Das uralte Motif des Schatzes an der Wurzel
Was ist der Schatz an der Wurzel? Das Motif ist viel älter als man denkt und taucht in Mythen und Märchen auf. So gibt es etwa eine Erzählung, in der der Gott Merkur in einem Gefäß an der Wurzel eines Baumes verborgen liegt. Niemand hat das Motif so genau untersucht wie der "Tiefenpsychologe" Carl Jung. Er schrieb ausführlich über den "Weltenbaum" und stiess auch immer wieder unweigerlich darauf. Als er mit Patienten Experimente zum "Zeichnen aus dem Unterbewusstsein" durchführte, so zeichneten diese immer wieder Baummotive. Oft ähnelten die Zeichnungen Szenen aus alten Mythen, selbst wenn die Probanden mit diesen gar nicht vertraut waren - Mythen sind die Sprache des Unterbewusstseins. Und unter diesen Baummotiven fanden sich eben auch welche, die einen Schatz unter dem Baum darstellten. Zwei Beispiele sehen wir hier:
In der linken Zeichnung sehen wir eine Schatzkiste zwischen den Wurzeln des Baumes, in der rechten einen großen Edelstein. Gezeichnet von Probanden C.G. Jungs. Aus: The Collected Works of C.G. Jung, Volume 13: Alchemical Studies; Kapitel II: On the history and interpretation of the tree symbol, 1. The tree as an archetypal image.
Für Mystiker ist der Schatz der Ursprung der Seele, und könnte in Meditation oder in einer Erleuchtungserfahrung gefunden werden.
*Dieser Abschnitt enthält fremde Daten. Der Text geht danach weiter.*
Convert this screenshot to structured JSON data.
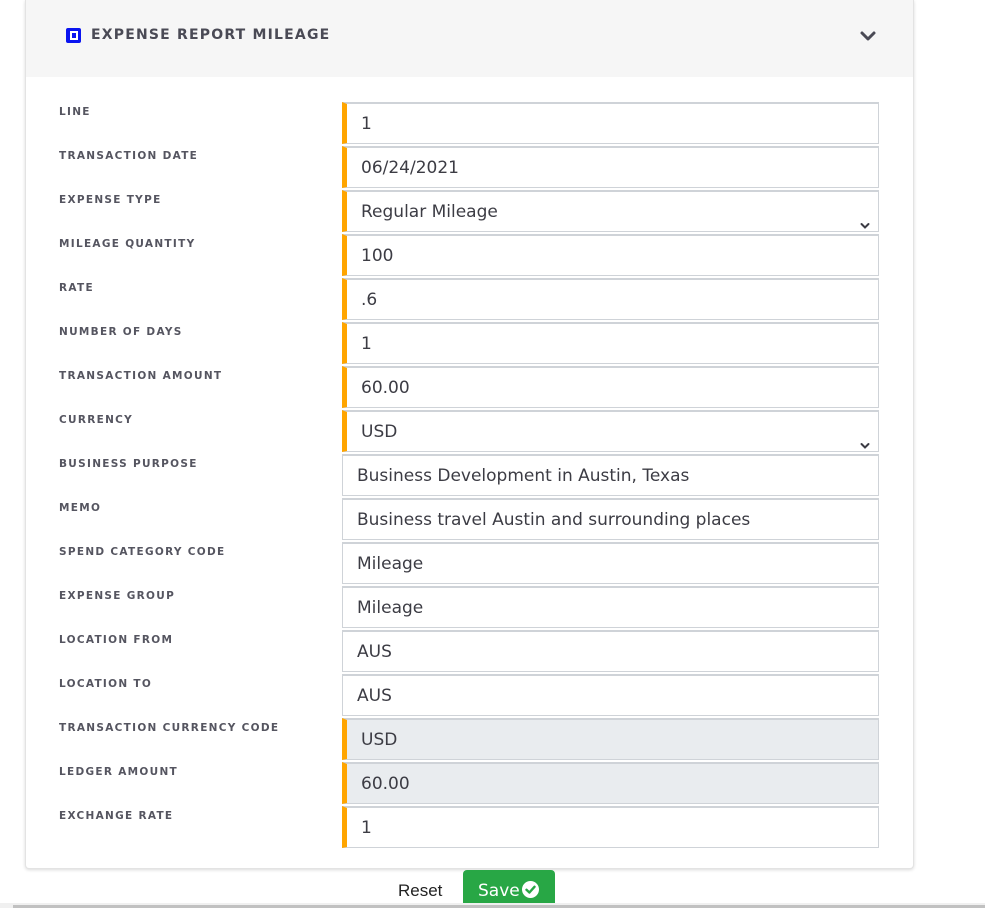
{
  "header": {
    "title": "EXPENSE REPORT MILEAGE",
    "icon": "wallet-icon",
    "collapse_icon": "chevron-down-icon",
    "accent_color": "#0a14f0"
  },
  "form": {
    "required_color": "#ffa500",
    "fields": [
      {
        "label": "LINE",
        "value": "1",
        "type": "text",
        "required": true,
        "readonly": false
      },
      {
        "label": "TRANSACTION DATE",
        "value": "06/24/2021",
        "type": "text",
        "required": true,
        "readonly": false
      },
      {
        "label": "EXPENSE TYPE",
        "value": "Regular Mileage",
        "type": "select",
        "required": true,
        "readonly": false
      },
      {
        "label": "MILEAGE QUANTITY",
        "value": "100",
        "type": "text",
        "required": true,
        "readonly": false
      },
      {
        "label": "RATE",
        "value": ".6",
        "type": "text",
        "required": true,
        "readonly": false
      },
      {
        "label": "NUMBER OF DAYS",
        "value": "1",
        "type": "text",
        "required": true,
        "readonly": false
      },
      {
        "label": "TRANSACTION AMOUNT",
        "value": "60.00",
        "type": "text",
        "required": true,
        "readonly": false
      },
      {
        "label": "CURRENCY",
        "value": "USD",
        "type": "select",
        "required": true,
        "readonly": false
      },
      {
        "label": "BUSINESS PURPOSE",
        "value": "Business Development in Austin, Texas",
        "type": "text",
        "required": false,
        "readonly": false
      },
      {
        "label": "MEMO",
        "value": "Business travel Austin and surrounding places",
        "type": "text",
        "required": false,
        "readonly": false
      },
      {
        "label": "SPEND CATEGORY CODE",
        "value": "Mileage",
        "type": "text",
        "required": false,
        "readonly": false
      },
      {
        "label": "EXPENSE GROUP",
        "value": "Mileage",
        "type": "text",
        "required": false,
        "readonly": false
      },
      {
        "label": "LOCATION FROM",
        "value": "AUS",
        "type": "text",
        "required": false,
        "readonly": false
      },
      {
        "label": "LOCATION TO",
        "value": "AUS",
        "type": "text",
        "required": false,
        "readonly": false
      },
      {
        "label": "TRANSACTION CURRENCY CODE",
        "value": "USD",
        "type": "text",
        "required": true,
        "readonly": true
      },
      {
        "label": "LEDGER AMOUNT",
        "value": "60.00",
        "type": "text",
        "required": true,
        "readonly": true
      },
      {
        "label": "EXCHANGE RATE",
        "value": "1",
        "type": "text",
        "required": true,
        "readonly": false
      }
    ]
  },
  "actions": {
    "reset_label": "Reset",
    "save_label": "Save",
    "save_icon": "check-circle-icon",
    "save_color": "#28a745"
  }
}
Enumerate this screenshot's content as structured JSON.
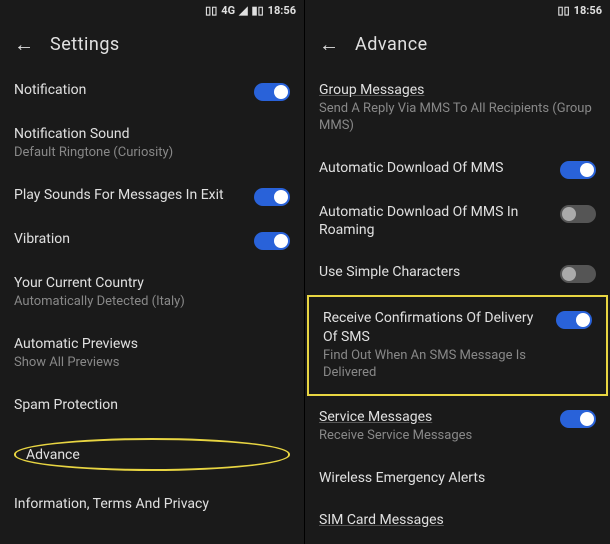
{
  "status": {
    "time": "18:56",
    "net": "4G"
  },
  "left": {
    "title": "Settings",
    "items": {
      "notification": {
        "title": "Notification"
      },
      "notif_sound": {
        "title": "Notification Sound",
        "subtitle": "Default Ringtone (Curiosity)"
      },
      "play_sounds": {
        "title": "Play Sounds For Messages In Exit"
      },
      "vibration": {
        "title": "Vibration"
      },
      "country": {
        "title": "Your Current Country",
        "subtitle": "Automatically Detected (Italy)"
      },
      "previews": {
        "title": "Automatic Previews",
        "subtitle": "Show All Previews"
      },
      "spam": {
        "title": "Spam Protection"
      },
      "advance": {
        "title": "Advance"
      },
      "info": {
        "title": "Information, Terms And Privacy"
      }
    }
  },
  "right": {
    "title": "Advance",
    "items": {
      "group": {
        "title": "Group Messages",
        "subtitle": "Send A Reply Via MMS To All Recipients (Group MMS)"
      },
      "auto_mms": {
        "title": "Automatic Download Of MMS"
      },
      "auto_mms_roam": {
        "title": "Automatic Download Of MMS In Roaming"
      },
      "simple_chars": {
        "title": "Use Simple Characters"
      },
      "delivery_conf": {
        "title": "Receive Confirmations Of Delivery Of SMS",
        "subtitle": "Find Out When An SMS Message Is Delivered"
      },
      "service_msg": {
        "title": "Service Messages",
        "subtitle": "Receive Service Messages"
      },
      "wea": {
        "title": "Wireless Emergency Alerts"
      },
      "sim": {
        "title": "SIM Card Messages"
      }
    }
  }
}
Die Na'vi haben diese Verbindung ohnehin schon. Sie sind schon in Besitz ihres Schatzes. Was ist, wenn der Mensch einer solchen spirituellen Verbindung nicht mehr fähig ist? Der Schatz verkommt zu etwas rein materiellem, und man denkt: warum nicht einfach den Baum zerstören, und nach dem Schatz greifen? Offensichtlich ist das eine sehr andere Weltsicht, die nicht in Harmonie mit der Gesamtheit des Seins steht. Der Film stellt deshalb einen Kampf rund um Erhalt oder Zerstörung des Weltenbaumes dar, ein Konflikt aufgrund unterschiedlicher Sichtweisen, was denn die Wurzel unseres Seins ist. Die Geschichte erreicht dadurch einen psychologischen Tiefgang, der selten in Filmen erreicht wird. Der Erfolg von Avatar ist deshalb in seiner archetypischen Symbolik zu suchen, die (fast) jeder Mensch unterbewusst versteht, egal wo er lebt oder in welcher Kultur. Umso erstaunlicher ist es, wenn manche meinen, der Film hätte keinen Tiefgang. Ich bin mir nämlich sicher, dass der Tiefenpsychologe Carl Jung widersprochen und großen Gefallen an dem Film gehabt hätte. Es ist ein großartiger alter Mythos in modernem Gewand.